The Old Print Gallery has been exhibiting early and mid-20th century prints for seven years now- a (very exciting) result of joining forces with The Old Print Shop in 2006. In the past month, we have added prints by several new (to us) 20th century printmakers- which we are happy to share with the OPG blog readers today. Below is a sampling of works by three new artists ( the other four artists will come in a later post). We hope you enjoy the new additions to our ever-growing collection of fine prints.
John J.A. Murphy ( 1888-1967)
Murphy was an American painter, wood engraver and book maker, who studied at Boston Museum of Fine Arts, the Art Student League, and the London Central School of Art. He participated in the early 20th century revival of the woodblock print, often exploring religious and metaphysical subject matter. Murphy completed his major wood engraving print series “The Way of the Cross” in 1921, which featured 14 black and white prints on Japanese Paper. He also wrote poems to accompany many of his wood engravings.
Norma BasseTt Hall (1889- 1957)
Norma Bassett Hall was a printmaker and painter, best known for her color woodcuts in the style of the Arts and Crafts movement- representational scenes of the West printed in strong color with dynamic contrast. Born in Oregon, Hall attended school at the Chicago Art Institute, before returning to Portland to set up her own studio. From Portland, she and her etcher husband traveled to a long list of destinations, including Kansas, France, Britain, Scotland, Virginia, and New Mexico. Hall’s early prints are all woodblocks printed with opaque oil-based inks. She later shifted to using water-based inks after meeting and studying with Japanese printmaking expert Mabel Royds in Scotland. Hall was one of the 10 artists that formed the Wichita-based print collective Prairie Print Makers, and the only female member. Always drawn to color, Hall’s landscapes sometimes employed as many as seven different blocks, all cut into her favorite hard cherry wood.
Roi Partridge (1888-1984)
Born in Centralia, a territory in Washington, Partridge spent his early artistic years in the Pacific Northwest- exploring nature and all Western scenery had to offer with a small group of fellow artists called the Triad (which consisted of Partridge, John Davidson Butler and Clare Shepard). In 1909, he moved to NY and studied a year at the National Academy of Design- his brief and only stint with art school. Traveling to Munich, and not able to afford formal art classes, he worked informally with the printmaker Brockhoff. It is during his time in Germany that he was first introduced to etching. Partridge then moved to Paris, where, again, in lieu of art school, he compulsively read art books and kept a diligent schedule of sketching Parisian architecture, scenes, and portraits. He also worked as a printmaker, under the guidance of friend and mentor Bertha Jaques, founder of the Chicago Society of Etchers.

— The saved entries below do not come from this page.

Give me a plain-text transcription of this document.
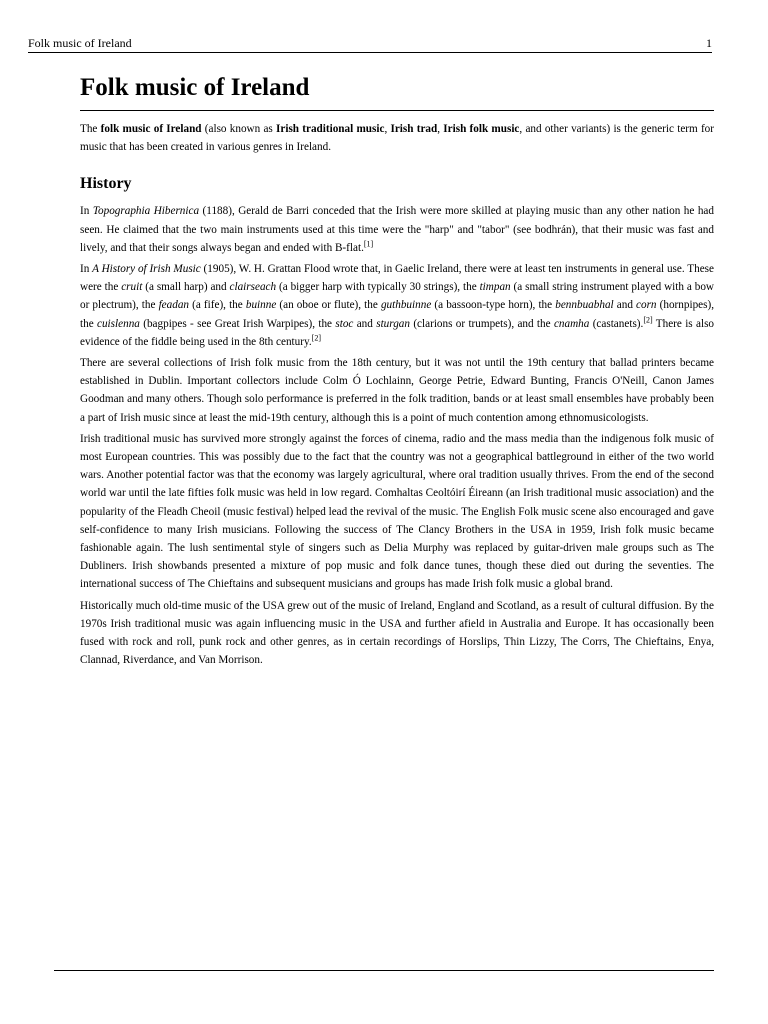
Folk music of Ireland	1
Folk music of Ireland

The folk music of Ireland (also known as Irish traditional music, Irish trad, Irish folk music, and other variants) is the generic term for music that has been created in various genres in Ireland.

History

In Topographia Hibernica (1188), Gerald de Barri conceded that the Irish were more skilled at playing music than any other nation he had seen. He claimed that the two main instruments used at this time were the "harp" and "tabor" (see bodhrán), that their music was fast and lively, and that their songs always began and ended with B-flat.[1]

In A History of Irish Music (1905), W. H. Grattan Flood wrote that, in Gaelic Ireland, there were at least ten instruments in general use. These were the cruit (a small harp) and clairseach (a bigger harp with typically 30 strings), the timpan (a small string instrument played with a bow or plectrum), the feadan (a fife), the buinne (an oboe or flute), the guthbuinne (a bassoon-type horn), the bennbuabhal and corn (hornpipes), the cuislenna (bagpipes - see Great Irish Warpipes), the stoc and sturgan (clarions or trumpets), and the cnamha (castanets).[2] There is also evidence of the fiddle being used in the 8th century.[2]

There are several collections of Irish folk music from the 18th century, but it was not until the 19th century that ballad printers became established in Dublin. Important collectors include Colm Ó Lochlainn, George Petrie, Edward Bunting, Francis O'Neill, Canon James Goodman and many others. Though solo performance is preferred in the folk tradition, bands or at least small ensembles have probably been a part of Irish music since at least the mid-19th century, although this is a point of much contention among ethnomusicologists.

Irish traditional music has survived more strongly against the forces of cinema, radio and the mass media than the indigenous folk music of most European countries. This was possibly due to the fact that the country was not a geographical battleground in either of the two world wars. Another potential factor was that the economy was largely agricultural, where oral tradition usually thrives. From the end of the second world war until the late fifties folk music was held in low regard. Comhaltas Ceoltóirí Éireann (an Irish traditional music association) and the popularity of the Fleadh Cheoil (music festival) helped lead the revival of the music. The English Folk music scene also encouraged and gave self-confidence to many Irish musicians. Following the success of The Clancy Brothers in the USA in 1959, Irish folk music became fashionable again. The lush sentimental style of singers such as Delia Murphy was replaced by guitar-driven male groups such as The Dubliners. Irish showbands presented a mixture of pop music and folk dance tunes, though these died out during the seventies. The international success of The Chieftains and subsequent musicians and groups has made Irish folk music a global brand.

Historically much old-time music of the USA grew out of the music of Ireland, England and Scotland, as a result of cultural diffusion. By the 1970s Irish traditional music was again influencing music in the USA and further afield in Australia and Europe. It has occasionally been fused with rock and roll, punk rock and other genres, as in certain recordings of Horslips, Thin Lizzy, The Corrs, The Chieftains, Enya, Clannad, Riverdance, and Van Morrison.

In 1914, he returned to Seattle, where he worked until 1917, when he and his family moved to San Francisco. He taught at Mills College in California, and served as the first Director of the College’s art gallery. Upon returning from Europe, he almost exclusively printed scenes of nature. His circle of friends in California consisted of great artists Dorothea Lange, Ansel Adams, and Edward Weston- all were mesmerized by the beauty of their natural surroundings, trying hard to capture its essence in art.